Together with my colleagues and our development partners, I was responsible for the series introduction of this voice control system. I’m quite proud of what we’ve accomplished. Thanks to MBUX, this model literally becomes a smart car. And we have showed you exactly how smart it is at the CES in Las Vegas at the beginning of January:
MBUX Voice Assistant
It understands you perfectly.
This article was originally published in the Daimler blog.
The introduction of our MBUX Voice Assistant in the new A-Class has caused quite a stir this year. For the first time, our customers can now control a number of functions, ranging from the navigation system to the radio and the air conditioning, very simply and intuitively through voice commands.
8 min reading time
In this blog post I want to tell you how we developed MBUX.
Linguatronic was the first voice control system
Mercedes-Benz is known as the inventor of the automobile. And we were also the pioneers in the voice control of vehicles. More than 50 years ago, our colleagues in Ulm began to develop programs for speech processing. Many of us were inspired by films such as “2001: A Space Odyssey” and by K.I.T.T. in the “Knight Rider” TV series.
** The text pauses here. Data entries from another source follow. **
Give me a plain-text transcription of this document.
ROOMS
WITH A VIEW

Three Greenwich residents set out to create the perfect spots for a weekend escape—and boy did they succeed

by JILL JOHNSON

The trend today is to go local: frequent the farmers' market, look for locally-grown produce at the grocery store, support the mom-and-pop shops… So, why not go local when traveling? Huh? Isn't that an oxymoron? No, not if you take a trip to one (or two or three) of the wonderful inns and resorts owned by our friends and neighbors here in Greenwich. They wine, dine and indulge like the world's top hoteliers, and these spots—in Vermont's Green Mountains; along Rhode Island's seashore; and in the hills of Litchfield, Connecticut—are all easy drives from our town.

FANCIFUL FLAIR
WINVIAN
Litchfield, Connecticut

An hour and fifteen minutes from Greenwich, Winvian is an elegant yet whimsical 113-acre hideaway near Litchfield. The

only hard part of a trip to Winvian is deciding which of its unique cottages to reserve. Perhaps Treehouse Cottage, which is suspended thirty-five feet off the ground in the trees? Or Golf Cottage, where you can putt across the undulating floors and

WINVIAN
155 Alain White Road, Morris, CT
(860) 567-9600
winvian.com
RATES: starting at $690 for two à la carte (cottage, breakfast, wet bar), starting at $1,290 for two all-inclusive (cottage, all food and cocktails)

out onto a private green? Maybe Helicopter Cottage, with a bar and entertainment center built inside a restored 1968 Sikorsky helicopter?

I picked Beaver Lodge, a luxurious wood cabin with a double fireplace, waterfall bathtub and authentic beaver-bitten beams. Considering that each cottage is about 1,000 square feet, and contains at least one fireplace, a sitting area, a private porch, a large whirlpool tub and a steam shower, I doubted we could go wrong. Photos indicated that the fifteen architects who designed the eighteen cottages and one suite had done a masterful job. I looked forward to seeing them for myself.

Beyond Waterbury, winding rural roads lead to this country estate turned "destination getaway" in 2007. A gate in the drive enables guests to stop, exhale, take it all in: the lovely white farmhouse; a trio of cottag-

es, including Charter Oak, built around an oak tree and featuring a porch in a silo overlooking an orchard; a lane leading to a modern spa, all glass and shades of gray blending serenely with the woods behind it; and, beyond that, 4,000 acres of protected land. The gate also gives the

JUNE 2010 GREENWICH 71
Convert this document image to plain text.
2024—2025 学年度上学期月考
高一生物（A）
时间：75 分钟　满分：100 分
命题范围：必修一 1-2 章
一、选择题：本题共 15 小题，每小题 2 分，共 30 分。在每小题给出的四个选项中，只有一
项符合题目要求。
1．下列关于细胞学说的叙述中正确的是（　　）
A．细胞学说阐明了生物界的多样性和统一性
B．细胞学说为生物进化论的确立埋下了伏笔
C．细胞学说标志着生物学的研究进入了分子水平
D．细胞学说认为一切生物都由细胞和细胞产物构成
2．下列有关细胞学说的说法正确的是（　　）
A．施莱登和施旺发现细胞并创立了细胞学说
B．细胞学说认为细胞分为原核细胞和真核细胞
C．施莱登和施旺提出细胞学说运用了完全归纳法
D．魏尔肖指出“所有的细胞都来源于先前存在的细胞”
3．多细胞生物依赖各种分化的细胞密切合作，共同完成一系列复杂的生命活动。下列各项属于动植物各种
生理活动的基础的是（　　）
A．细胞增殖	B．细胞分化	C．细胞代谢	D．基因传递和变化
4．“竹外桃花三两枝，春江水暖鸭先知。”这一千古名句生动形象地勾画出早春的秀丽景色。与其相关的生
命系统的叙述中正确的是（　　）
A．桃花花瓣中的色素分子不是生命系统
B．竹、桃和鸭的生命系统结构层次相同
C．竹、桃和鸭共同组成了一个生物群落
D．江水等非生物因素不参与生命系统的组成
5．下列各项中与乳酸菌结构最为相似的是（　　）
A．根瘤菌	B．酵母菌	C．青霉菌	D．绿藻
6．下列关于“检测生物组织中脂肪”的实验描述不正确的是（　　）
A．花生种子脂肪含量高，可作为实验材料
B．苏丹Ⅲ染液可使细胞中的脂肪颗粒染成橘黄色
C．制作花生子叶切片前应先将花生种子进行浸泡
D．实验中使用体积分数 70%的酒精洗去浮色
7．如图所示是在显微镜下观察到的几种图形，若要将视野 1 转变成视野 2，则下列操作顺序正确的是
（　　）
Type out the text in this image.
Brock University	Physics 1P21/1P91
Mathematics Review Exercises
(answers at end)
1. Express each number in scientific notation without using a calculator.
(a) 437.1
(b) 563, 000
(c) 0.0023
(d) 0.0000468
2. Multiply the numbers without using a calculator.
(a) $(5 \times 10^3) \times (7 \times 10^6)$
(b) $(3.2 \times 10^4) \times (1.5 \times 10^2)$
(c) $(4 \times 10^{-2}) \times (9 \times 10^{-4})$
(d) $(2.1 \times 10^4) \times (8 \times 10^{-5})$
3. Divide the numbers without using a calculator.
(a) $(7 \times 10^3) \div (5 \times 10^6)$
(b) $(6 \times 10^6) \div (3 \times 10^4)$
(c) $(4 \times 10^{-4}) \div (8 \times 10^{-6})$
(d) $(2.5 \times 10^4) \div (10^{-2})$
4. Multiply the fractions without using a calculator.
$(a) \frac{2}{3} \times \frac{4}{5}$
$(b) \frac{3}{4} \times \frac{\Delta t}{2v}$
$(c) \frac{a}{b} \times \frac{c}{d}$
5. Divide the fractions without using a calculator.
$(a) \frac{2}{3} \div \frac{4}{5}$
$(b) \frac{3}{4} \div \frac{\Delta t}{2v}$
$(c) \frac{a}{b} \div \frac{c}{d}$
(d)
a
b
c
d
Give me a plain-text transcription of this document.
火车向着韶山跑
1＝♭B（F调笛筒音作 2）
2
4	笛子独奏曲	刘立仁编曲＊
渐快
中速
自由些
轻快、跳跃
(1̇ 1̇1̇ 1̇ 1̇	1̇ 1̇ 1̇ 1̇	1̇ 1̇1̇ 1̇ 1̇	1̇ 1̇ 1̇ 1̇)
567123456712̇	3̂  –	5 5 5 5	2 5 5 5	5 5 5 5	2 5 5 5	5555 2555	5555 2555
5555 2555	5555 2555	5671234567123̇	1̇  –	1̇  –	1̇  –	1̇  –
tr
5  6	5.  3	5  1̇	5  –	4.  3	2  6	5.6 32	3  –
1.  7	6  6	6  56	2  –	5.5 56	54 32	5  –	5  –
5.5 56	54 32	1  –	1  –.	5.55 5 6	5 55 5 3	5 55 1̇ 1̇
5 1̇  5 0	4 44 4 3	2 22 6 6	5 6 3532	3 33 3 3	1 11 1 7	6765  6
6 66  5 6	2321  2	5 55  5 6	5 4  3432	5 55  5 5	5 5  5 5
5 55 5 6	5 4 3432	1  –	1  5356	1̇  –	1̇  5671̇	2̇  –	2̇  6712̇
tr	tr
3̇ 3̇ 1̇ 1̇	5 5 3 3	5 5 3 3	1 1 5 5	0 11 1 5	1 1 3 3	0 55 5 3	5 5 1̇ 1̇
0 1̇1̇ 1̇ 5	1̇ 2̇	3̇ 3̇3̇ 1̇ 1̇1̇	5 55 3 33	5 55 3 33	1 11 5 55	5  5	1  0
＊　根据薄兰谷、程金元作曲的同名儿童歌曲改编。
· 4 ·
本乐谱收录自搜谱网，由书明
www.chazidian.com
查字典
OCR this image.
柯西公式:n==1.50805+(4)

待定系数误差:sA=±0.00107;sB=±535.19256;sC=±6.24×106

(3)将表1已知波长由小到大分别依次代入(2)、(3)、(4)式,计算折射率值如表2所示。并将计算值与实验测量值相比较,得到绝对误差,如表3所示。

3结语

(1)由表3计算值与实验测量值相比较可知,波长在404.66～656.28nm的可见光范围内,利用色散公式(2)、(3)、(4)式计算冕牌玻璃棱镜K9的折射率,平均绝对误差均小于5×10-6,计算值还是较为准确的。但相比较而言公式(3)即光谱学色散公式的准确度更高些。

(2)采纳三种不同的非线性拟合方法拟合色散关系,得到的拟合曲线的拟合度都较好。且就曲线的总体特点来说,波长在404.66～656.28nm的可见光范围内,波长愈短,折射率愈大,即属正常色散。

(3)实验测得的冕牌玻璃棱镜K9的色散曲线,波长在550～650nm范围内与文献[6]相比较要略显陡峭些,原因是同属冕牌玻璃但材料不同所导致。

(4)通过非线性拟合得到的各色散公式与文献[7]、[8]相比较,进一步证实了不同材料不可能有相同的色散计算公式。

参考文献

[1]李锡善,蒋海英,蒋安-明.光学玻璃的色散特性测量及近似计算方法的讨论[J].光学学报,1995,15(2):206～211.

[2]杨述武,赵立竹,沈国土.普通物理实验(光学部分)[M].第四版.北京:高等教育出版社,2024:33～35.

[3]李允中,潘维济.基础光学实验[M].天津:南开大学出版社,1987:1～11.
In 1996 we introduced our Linguatronic in the S-Class — it was the first voice control system to be installed in a vehicle. A voice control system naturally makes a great deal of sense in a driving context, because the driver’s hands should remain on the steering wheel and his or her eyes stay on the road.
Speech recognition technology has changed rapidly during the past 22 years. Voice-controlled assistants are popular all over the world. But the constant availability of assistants in smartphones and at home also leads to a certain level of expectation. I’ve had exactly the same experience as the people who have Alexa and Siri and enjoy all the benefits of voice control every day.
An assistant for the car
It’s understandable that these expectations also extend to voice control inside the car. We want systems that have been developed for an automotive setting, are secure within the extreme temperature range between -40 and 70° C, and distract the driver as little as possible.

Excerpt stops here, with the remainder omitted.